Ce lundi démarrait officiellement à Luanda (capitale de l’Angola qui, 8 ans après la fin d’une guerre civile meurtrière,vit des heures de croissance économique qui en font une sorte de « Monaco de l’Afrique », affichant avec insolence sa richesse) la session plénière de l’Assemblée Paritaire UE/ACP. Un jargon européen qui signifie une rencontre de parlementaires européens et africains qui contrôlent et suivent une série de questions communes, entre autres en matière de commerce entre l’Europe et les pays africains, des Caraïbes et du Pacifique (d’où l’appellation ACP).
Luanda : une grande ville qui dimanche soir, à mon arrivée, m’est apparue comme plutôt calme et bien organisée, mais aujourd’hui, lundi, comme assez chaotique. Voitures, congestion, 4X4, pas de transport en commun, pas de taxis.. On se croirait plus au Brésil qu’en Afrique : la langue bien sûr (on parle portugais et les traces de la colonie sont assez présentes). La richesse n’est pas qu’apparente : ici, m’a-t-on dit, un appartement se loue à 10.000 dollars par mois ! Pas de classe moyenne : des riches, très riches, concentrés dans les quartiers du centre et puis beaucoup beaucoup de pauvres, très pauvres, plus loin vers la périphérie, vivant en bidonvilles.
Ce matin, il ne m’a fallu que 2h30 pour obtenir mon badge d’accréditation pour pouvoir entrer dans le Parlement qui accueille cette assemblée de parlementaires. Deux heures que j’ai passées à converser avec un fonctionnaire européen hongrois. Très intéressant de l’écouter sur l’état d’esprit, la nostalgie souvent, qui prévaut en Hongrie par rapport à ‘l’avant’. L’avant adhésion, mais surtout l’avant chute du rideau de fer. Ce rideau de fer que les hongrois perçoivent aujourd’hui comme un rideau de papier où ils ne sont perçus que comme des ombres chinoises : pas les mêmes accès que les autres européens, pas le même regard sur eux, pas les mêmes droits…

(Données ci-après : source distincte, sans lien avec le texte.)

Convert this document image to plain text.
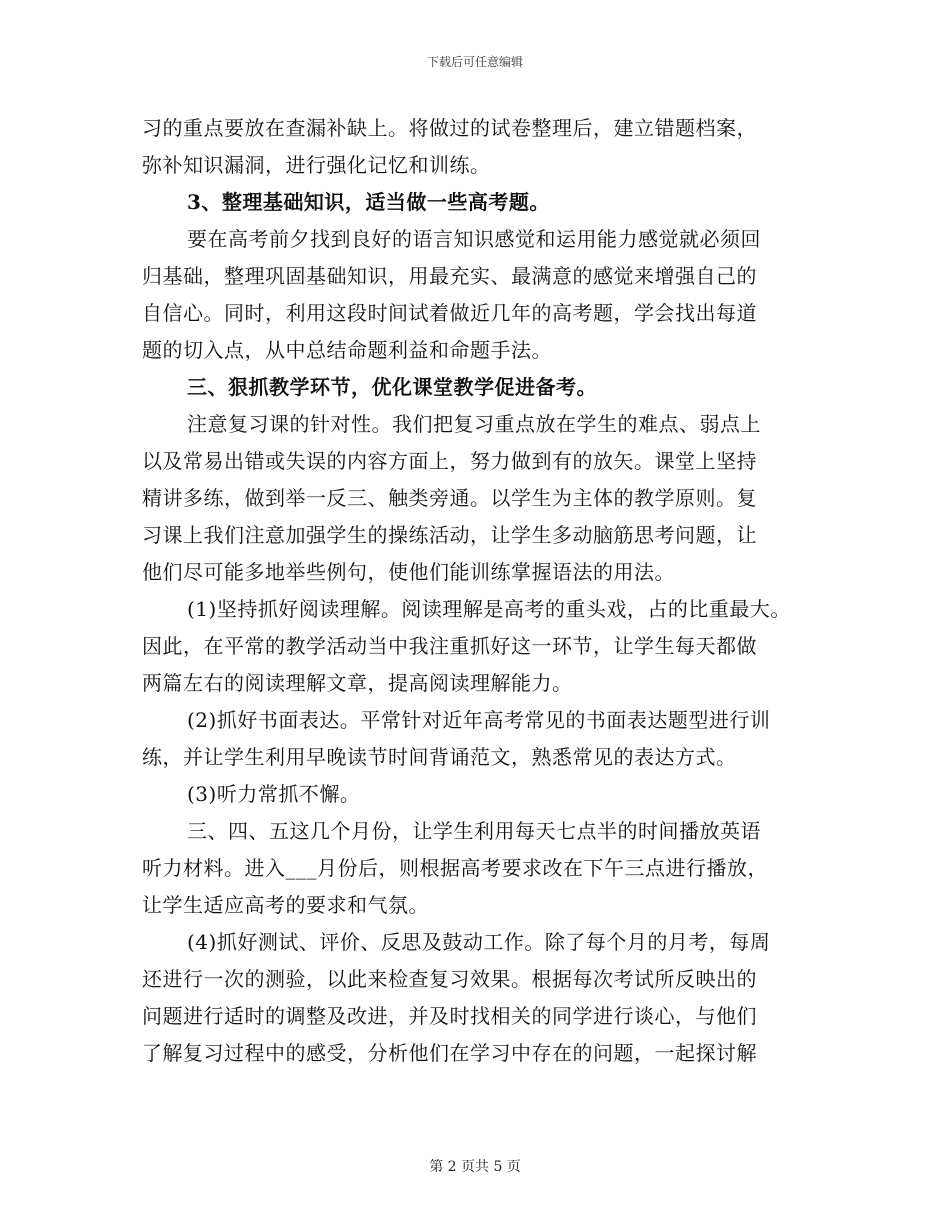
下载后可任意编辑
习的重点要放在查漏补缺上。将做过的试卷整理后，建立错题档案，
弥补知识漏洞，进行强化记忆和训练。
3、整理基础知识，适当做一些高考题。
要在高考前夕找到良好的语言知识感觉和运用能力感觉就必须回
归基础，整理巩固基础知识，用最充实、最满意的感觉来增强自己的
自信心。同时，利用这段时间试着做近几年的高考题，学会找出每道
题的切入点，从中总结命题利益和命题手法。
三、狠抓教学环节，优化课堂教学促进备考。
注意复习课的针对性。我们把复习重点放在学生的难点、弱点上
以及常易出错或失误的内容方面上，努力做到有的放矢。课堂上坚持
精讲多练，做到举一反三、触类旁通。以学生为主体的教学原则。复
习课上我们注意加强学生的操练活动，让学生多动脑筋思考问题，让
他们尽可能多地举些例句，使他们能训练掌握语法的用法。
(1)坚持抓好阅读理解。阅读理解是高考的重头戏，占的比重最大。
因此，在平常的教学活动当中我注重抓好这一环节，让学生每天都做
两篇左右的阅读理解文章，提高阅读理解能力。
(2)抓好书面表达。平常针对近年高考常见的书面表达题型进行训
练，并让学生利用早晚读节时间背诵范文，熟悉常见的表达方式。
(3)听力常抓不懈。
三、四、五这几个月份，让学生利用每天七点半的时间播放英语
听力材料。进入___月份后，则根据高考要求改在下午三点进行播放，
让学生适应高考的要求和气氛。
(4)抓好测试、评价、反思及鼓动工作。除了每个月的月考，每周
还进行一次的测验，以此来检查复习效果。根据每次考试所反映出的
问题进行适时的调整及改进，并及时找相关的同学进行谈心，与他们
了解复习过程中的感受，分析他们在学习中存在的问题，一起探讨解
第 2 页共 5 页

Après ce détour par l’Est de l’Europe, retour en séance plénière d’ouverture.
Louis Michel est co-président de cette assemblée et avec le ton enflammé qui est le sien, il se lance dans bien plus qu’ un discours d’accueil.
Il salue chaleureusement le Président angolais Dos Santos. Il aurait pu se passer du chaleureusement : ce président est un corrompu pas très fréquentable, c’est le moins que l’on puisse dire…Il interpelle le futur ex-commissaire au développement, Karel De Gucht. Il va même jusqu’à appeler à ce que la politique de développement ne soit pas le bras armé de la politique extérieure de l’Union. J’en reste baba tant je me rappelle, au niveau belge, lorsque nous étions ensemble au gouvernement, qu’il disait et faisait très exactement le contraire : la coopération au développement devait dépendre des affaires étrangères. Mais à l’époque, c’était lui qui était ministre des affaires étrangères !! Il plaide pour une taxe sur les billets d’avion et sur les transactions financières ! Et nous parle des dangers de ce qu’il appelle la « tyrannie majoritaire » c’est-à-dire les comportements de ceux qui sont élus avec beaucoup (trop) de voix et dont les gouvernements laissent en rade les parlements. Il pointe enfin une loi en voie d’adoption en Ouganda, qui criminaliserait l’homosexualité.
Quelques discours encore, dont celui du Président angolais, assez creux mais très applaudi.
La séance est donc ouverte, officiellement cette fois.
Une intéressante discussion s’engage avec le commissaire De Gucht. Les questions qui lui sont adressées par des parlementaires européens et africains sont de différentes nature. Depuis les APE (accords de partenariat économique) jusqu’aux droits de l’homme en passant par toute une série de dossiers importants comme les effets de la crise alimentaire, les ressources naturelles, etc..
Un parlementaire malien relève à juste titre que la condamnation par les européens de cette future loi ougandaise réprimant l’homosexualité, si elle n’est pas illégitime, fait un peu deux poids deux mesures : qu’est-ce que l’Europe trouve à dire sur le résultat du referendum en Suisse demandant l’interdiction de la construction des minarets .?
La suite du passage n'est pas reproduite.